Par M. TISSOT, ancien professeur de littérature latine au collége de France.

Il est en littérature de ces difficultés qui portent avec elles leur encouragement et leur récompense, et qu'on se sent d'autant plus excité à vaincre qu'un plus grand nombre d'autres y ont échoué : telle est surtout la tâche que s'impose le traducteur des ouvrages d'un homme de génie. Le projet une fois arrêté, il s'établit entre cet écrivain et son interprète une sorte de lutte intellectuelle, où chaque effort donne un plaisir, où la défaite même n'est pas toujours sans gloire. Cette lutte est d'autant plus généreuse qu'elle est presque toujours inégale. De nombreuses expériences ont déjà prouvé qu'une traduction parfaite était presque impossible, surtout quand les deux langues, séparées par les siècles et les révolutions, se trouvent à l'égard l'une de l'autre dans une opposition aussi marquée que les choses dont elles sont l'expression; la difficulté augmente quand le style et la pensée du modèle portent égale ment l'empreinte de l'originalité : alors le problème devient tellement insoluble que l'auteur lui-même, malgré son génie, ou plutôt à cause de son génie, ne pourrait se traduire tout entier dans un autre idiome qui lui serait aussi familier que sa langue natale.

Mais s'il ne faut point prétendre à une copie absolument semblable au tableau qu'elle imite, du moins peut-on espérer d'en reproduire le trait, la physionomie et la couleur générale.

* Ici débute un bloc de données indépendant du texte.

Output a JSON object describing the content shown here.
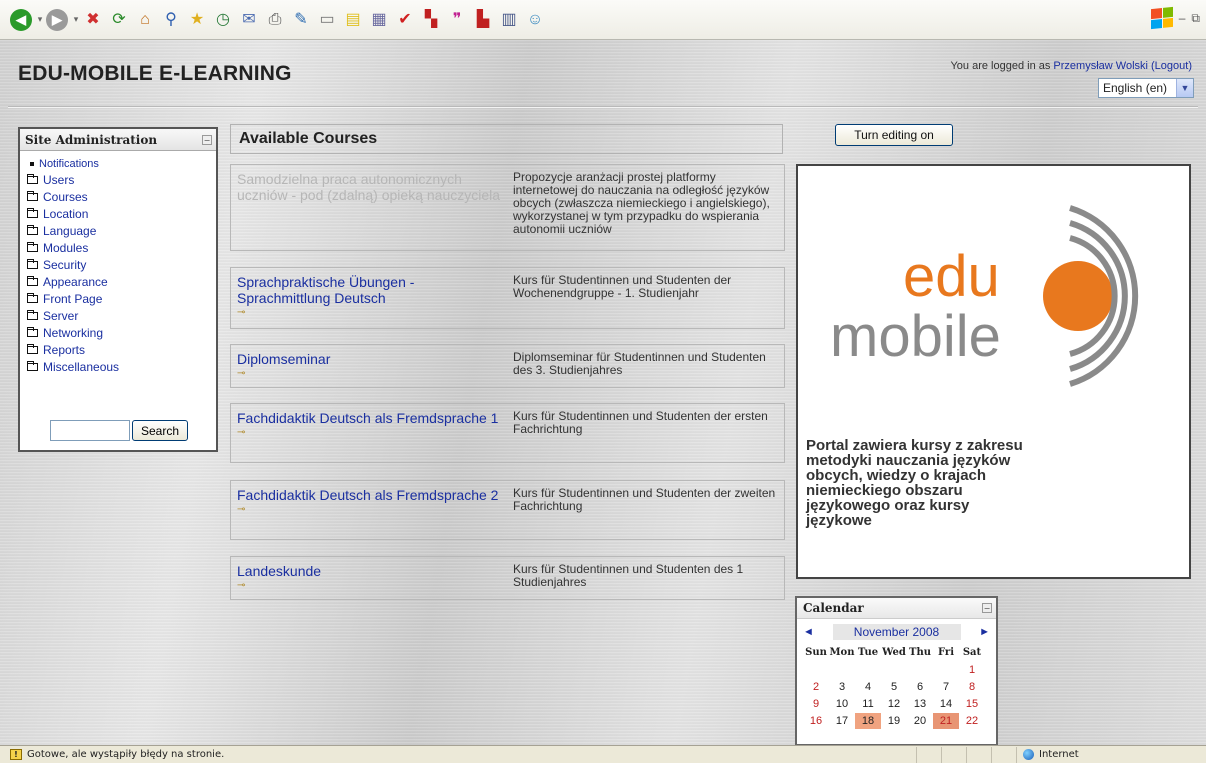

Voilà le succès toujours promis au talent et à la constance du traducteur : s'il se pénètre fortement du génie de l'époque et de celui de l'auteur; s'il a comparé long-temps d'avance le caractère des deux langues, leurs diversités, leurs ressemblances et leurs moyens de rapprochement; si, après avoir bien médité son texte, il s'empare de la pensée originale, et met à la rendre une chaleur presque égale à celle de la composition, on doit trouver beaucoup d'analogie entre le maître et l'imitateur; alors, il y a vraiment création, et il en est de l'ouvrge traduit comme d'une grande action représentée par un grand acteur. Un pareil succès mérite assurément d'exciter l'ambition du talent, et la palme qu'il promet au vainqueur est encore belle à cueillir. Se tenir, pendant une lutte longue et périlleuse, au niveau d'un grand écrivain, nous paraît un titre littéraire qui doit assurer une gloire solide. Cette gloire, M. Panckoucke a voulu l'obtenir. Connu déjà par l'importance et la nationalité de ses entreprises typographiques, il aspire à la célébrité, plus honorable encore, que donnent le mérite personnel et les travaux de l'esprit. Nous devons au père de M. Panckoucke une traduction estimée de l'Arioste et du Tasse; le fils nous prépare une bonne traduction de Tacite. Tacite est le premier des historiens de l'antiquité : concis et profond, il a forcé la langue de Tite-Live et de Cicéron à prendre l'empreinte de son génie, à renfermer en peu de paroles plus de sens que ces deux grands maîtres n'en ont mis quelquefois dans leurs magnifiques périodes; mais que d'efforts ne faut-il pas pour reproduire dans un autre idiome le tour vif et rapide, le laconisme énergique, la pensée prompte et vaste,

et la vigueur toujours en saillie qui caractérise l'auteur des Annales! « Un si rude joûteur m'a bientôt lassé, dit Jean-Jacques; et tout homme en état de suivre Tacite est bientôt tenté d'aller seul. >>

M. Panckoucke a commencé son travail par la Germanie; ce choix ne manque pas d'adresse et d'à-propos; en effet, la peinture des mœurs des anciens Germains semble tout-à-fait propre à intéresser l'Europe du dix-neuvième siècle, qui peut y trouver l'origine de ses peuples et le tableau de ses institutions primitives. Il est curieux pour nous de voir remonter à plus de vingt siècles les élémens du gouvernement constitutionnel.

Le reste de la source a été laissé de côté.